Cette polyphonie de mots très actuels, qui brasse les thèmes de la vie française en 2016 sur un rythme que l’on dirait improvisé, mais qui procède d’une science exacte, suffirait à faire de L’Atelier une version méridionale et réflexive d’Entre les murs. Mais, comme dans un autre scénario écrit par Robin Campillo que l’on vient de découvrir à Cannes, un couple se dégage du groupe. Ils ne sont pas amants, contrairement à Sean et Nathan dans 120 battements par minute, mais Olivia et Antoine se cherchent, méchamment, agressivement, sensuellement. Il y a du désir charnel dans cette joute entre l’intellectuelle et le fils d’ouvrier. Le récit ménage de larges plages qui donnent d’Antoine une image complexe : fasciné par la violence qu’il pratique virtuellement, en ligne et plus concrètement en compagnie d’une bande d’amis séduits par les discours ultranationalistes, désespéré par son quotidien, il propose à ses camarades d’atelier des hypothèses de récit qui les révulsent.
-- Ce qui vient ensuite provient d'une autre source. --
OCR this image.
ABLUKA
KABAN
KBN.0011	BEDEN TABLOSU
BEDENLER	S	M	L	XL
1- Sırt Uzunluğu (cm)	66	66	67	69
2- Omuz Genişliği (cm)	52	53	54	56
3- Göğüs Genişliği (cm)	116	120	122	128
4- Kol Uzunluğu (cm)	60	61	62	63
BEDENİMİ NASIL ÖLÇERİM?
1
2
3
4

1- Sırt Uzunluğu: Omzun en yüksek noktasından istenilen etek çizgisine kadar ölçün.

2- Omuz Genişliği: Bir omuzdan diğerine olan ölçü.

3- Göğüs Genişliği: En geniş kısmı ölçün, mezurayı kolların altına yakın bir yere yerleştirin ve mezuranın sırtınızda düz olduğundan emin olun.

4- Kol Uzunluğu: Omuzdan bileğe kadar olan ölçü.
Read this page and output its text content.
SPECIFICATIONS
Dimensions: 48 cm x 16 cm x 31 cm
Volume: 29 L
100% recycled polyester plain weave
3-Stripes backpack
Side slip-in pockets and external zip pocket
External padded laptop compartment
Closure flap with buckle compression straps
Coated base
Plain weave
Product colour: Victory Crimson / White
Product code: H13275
Comme les autres, Olivia est rebutée par ce qu’elle devine de la vision du monde du jeune homme. Elle est aussi fascinée. Abandonnant presque tout à fait l’ironie qui est sa marque de fabrique, Marina Foïs mine sa romancière de l’intérieur, en fait une femme vulnérable, au bord de l’épuisement sinon physique, du moins de son inspiration. Elle veut s’approprier Antoine parce qu’il est jeune, beau et capable de s’exclure lui-même d’un groupe au nom de l’idée qu’il se fait de lui-même. Mais aussi parce qu’il apporte la chair fraîche nécessaire à la vitalité des histoires que la romancière peine de plus en plus à mettre au monde. Cette ambiguïté finit par envahir le film, à infléchir sa composition de portrait de groupe pour en faire une œuvre beaucoup plus troublante. Rarement aura-t-on fait entendre de manière aussi convaincante les séductions du chant des sirènes d’extrême droite. Laurent Cantet n’a pas peur de s’approcher du cœur des ténèbres, éclairé à la seule lumière de son jeune interprète qui – consciemment ou non – prend tous les risques pour faire comprendre son personnage.